À l’origine de ce rassemblement, le collectif local Bassines non merci, mais aussi les Soulèvements de la Terre. Depuis un an et demi, les Soulèvements de la Terre prennent part à un maximum de luttes écologistes : contre Monsanto près de Lyon, pour défendre des jardins populaires à Rennes, ou encore contre des sites du cimentier Lafarge au nord de Paris…

« Il ne nous reste aujourd’hui plus d’autre voie que de mettre toutes nos forces dans la bataille pour enrayer le désastre en cours, et abattre le système économique dévorant qui l’engendre », annonce le mouvement en page d’accueil de son site internet. Les Soulèvements de la Terre ont vu le jour début 2021, à Notre-Dame-des-Landes. Thomas, 45 ans, nous y reçoit, cinq ans jour pour jour après l’annonce de l’abandon du projet d’aéroport. Originaire de l’est de la France, il vit ici depuis un peu plus de dix ans. Impliqué dans des luttes anticapitalistes, la création de lieux autonomes ou de squats, il était venu prêter main forte à la Zad en occupant le territoire. Désormais il est très engagé dans les Soulèvements de la Terre. « Pendant des années, des gens sont venus de partout faire des actions à la Zad. Quelque part, on leur est redevables. »
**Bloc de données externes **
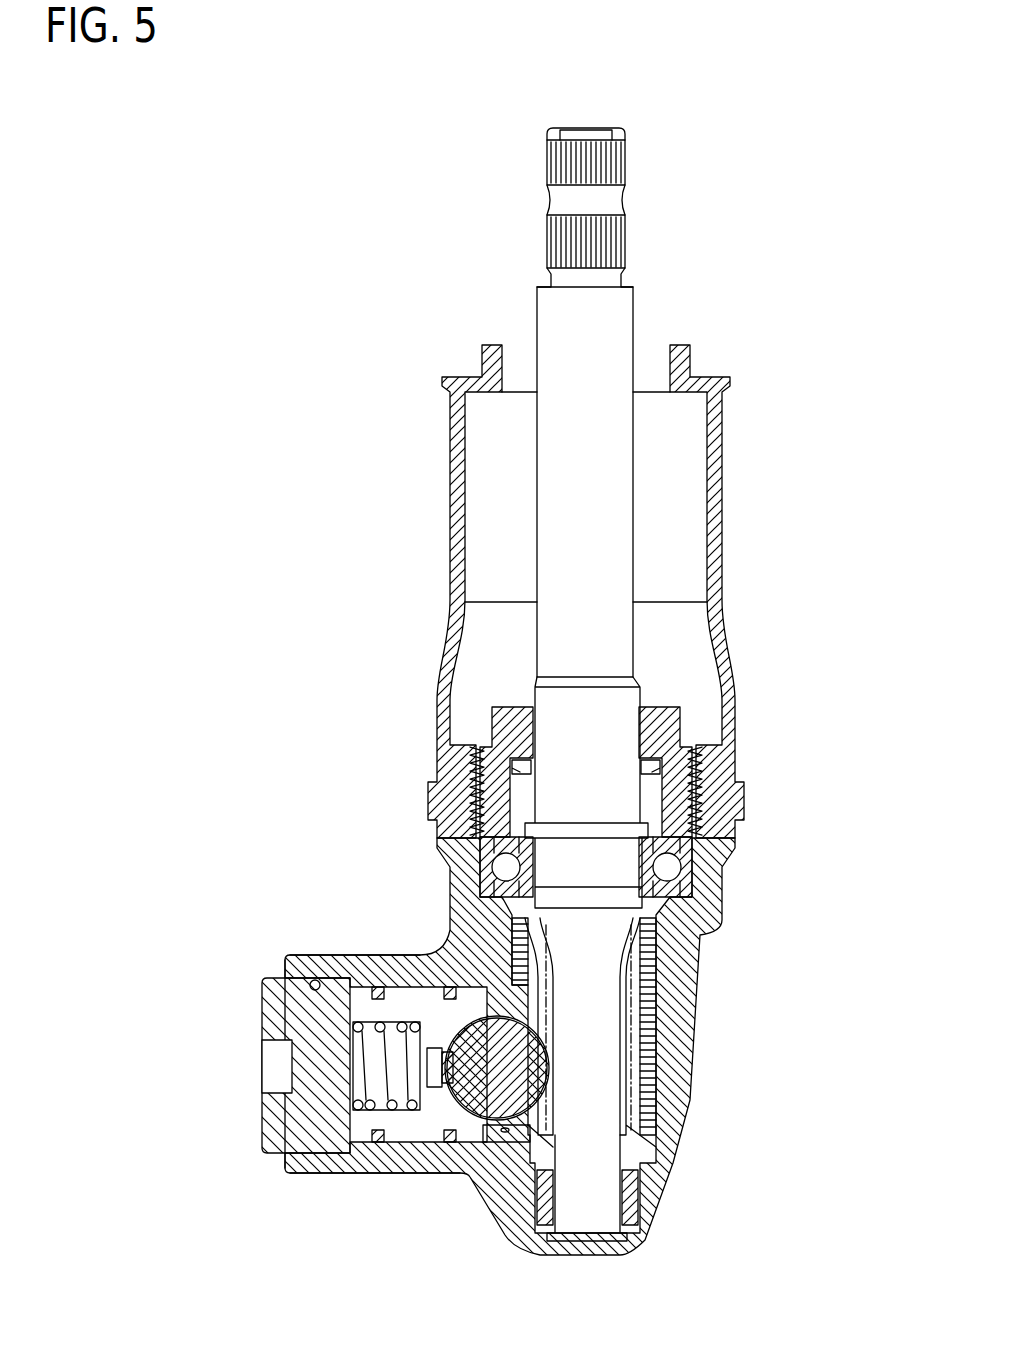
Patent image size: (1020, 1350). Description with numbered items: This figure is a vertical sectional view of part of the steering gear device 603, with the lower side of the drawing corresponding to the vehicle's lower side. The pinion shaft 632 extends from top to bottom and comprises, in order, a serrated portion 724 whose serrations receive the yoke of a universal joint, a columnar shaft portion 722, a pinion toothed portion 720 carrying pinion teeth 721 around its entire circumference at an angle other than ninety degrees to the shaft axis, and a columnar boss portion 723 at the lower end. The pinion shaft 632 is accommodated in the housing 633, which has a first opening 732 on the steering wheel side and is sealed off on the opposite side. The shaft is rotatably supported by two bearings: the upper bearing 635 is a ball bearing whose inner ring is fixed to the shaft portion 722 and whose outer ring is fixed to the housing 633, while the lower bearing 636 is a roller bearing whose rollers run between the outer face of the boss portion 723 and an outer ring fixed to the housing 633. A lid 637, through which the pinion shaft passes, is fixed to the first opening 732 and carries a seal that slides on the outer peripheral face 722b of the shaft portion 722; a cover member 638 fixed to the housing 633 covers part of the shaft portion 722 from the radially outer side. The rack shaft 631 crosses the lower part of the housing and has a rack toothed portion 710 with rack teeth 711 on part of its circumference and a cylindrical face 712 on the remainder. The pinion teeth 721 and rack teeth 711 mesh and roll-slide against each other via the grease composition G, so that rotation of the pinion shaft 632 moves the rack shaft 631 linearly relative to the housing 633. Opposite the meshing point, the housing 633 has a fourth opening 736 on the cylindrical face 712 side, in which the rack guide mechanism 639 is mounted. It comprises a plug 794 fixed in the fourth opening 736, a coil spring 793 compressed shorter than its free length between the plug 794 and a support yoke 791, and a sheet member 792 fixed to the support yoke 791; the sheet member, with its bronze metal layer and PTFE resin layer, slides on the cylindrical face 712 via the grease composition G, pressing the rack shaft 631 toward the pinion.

The steering gear device 603 is at (742, 200).
The serrated portion 724 is at (622, 255).
The pinion shaft 632 is at (537, 312).
The shaft portion 722 is at (617, 455).
The outer peripheral face 722b is at (642, 700).
The cover member 638 is at (452, 650).
The lid 637 is at (663, 732).
The first opening 732 is at (697, 772).
The bearing 635 is at (687, 877).
The housing 633 is at (727, 905).
The rack guide mechanism 639 is at (275, 1160).
The plug 794 is at (277, 1010).
The fourth opening 736 is at (313, 984).
The coil spring 793 is at (355, 1090).
The sheet member 792 is at (440, 1090).
The support yoke 791 is at (380, 1140).
The rack shaft 631 is at (487, 1035).
The cylindrical face 712 is at (483, 1132).
The rack teeth 711 is at (545, 1080).
The pinion teeth 721 is at (637, 1048).
The pinion toothed portion 720 is at (648, 1003).
The rack toothed portion 710 is at (558, 1102).
The grease composition G is at (523, 968).
The bearing 636 is at (632, 1193).
The boss portion 723 is at (600, 1198).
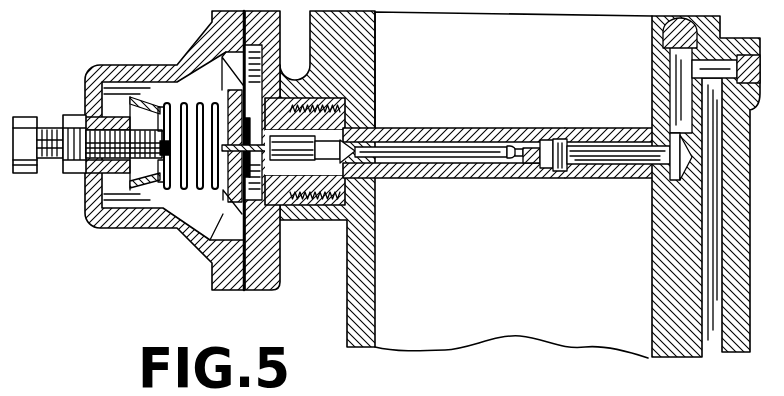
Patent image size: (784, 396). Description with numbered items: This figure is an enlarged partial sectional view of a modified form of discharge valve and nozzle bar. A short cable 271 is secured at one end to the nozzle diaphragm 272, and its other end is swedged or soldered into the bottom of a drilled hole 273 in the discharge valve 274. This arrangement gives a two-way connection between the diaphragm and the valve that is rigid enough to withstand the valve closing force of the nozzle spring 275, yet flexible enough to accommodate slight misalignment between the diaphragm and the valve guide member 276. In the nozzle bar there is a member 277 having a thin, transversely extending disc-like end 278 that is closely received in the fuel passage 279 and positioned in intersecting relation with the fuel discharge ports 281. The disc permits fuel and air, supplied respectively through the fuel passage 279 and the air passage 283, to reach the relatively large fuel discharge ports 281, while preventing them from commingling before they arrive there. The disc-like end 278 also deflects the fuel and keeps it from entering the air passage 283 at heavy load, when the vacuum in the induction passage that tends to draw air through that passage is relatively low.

Les Soulèvements de la Terre recrutent largement les membres et les soutiens. Parmi les signataires de la première tribune, on retrouve aussi bien les Amis de la Terre, la Confédération paysanne, Attac, Extinction Rebellion, que des collectifs paysans de toute la France et des collectifs de luttes écologiques locales. « Notre intention était de réunir des mouvements anticapitalistes et écolos autant que des mouvements bien implantés comme des ONG ou des syndicats, des collectifs qui luttent localement, mais aussi toute cette jeunesse qui s’était retrouvée dans la rue pour manifester sur le sujet du climat et qui n’avait pas été entendue par le gouvernement Macron », explique Thomas. Et ça a marché. Désormais, tous les six mois, des représentant·es des différentes organisations se retrouvent pour définir le calendrier d’action du semestre à venir. Des personnes s’engagent pour assurer, le temps d’une « saison », le suivi des collectifs locaux soutenus par les Soulèvements de la Terre, assurer la logistique ou la communication.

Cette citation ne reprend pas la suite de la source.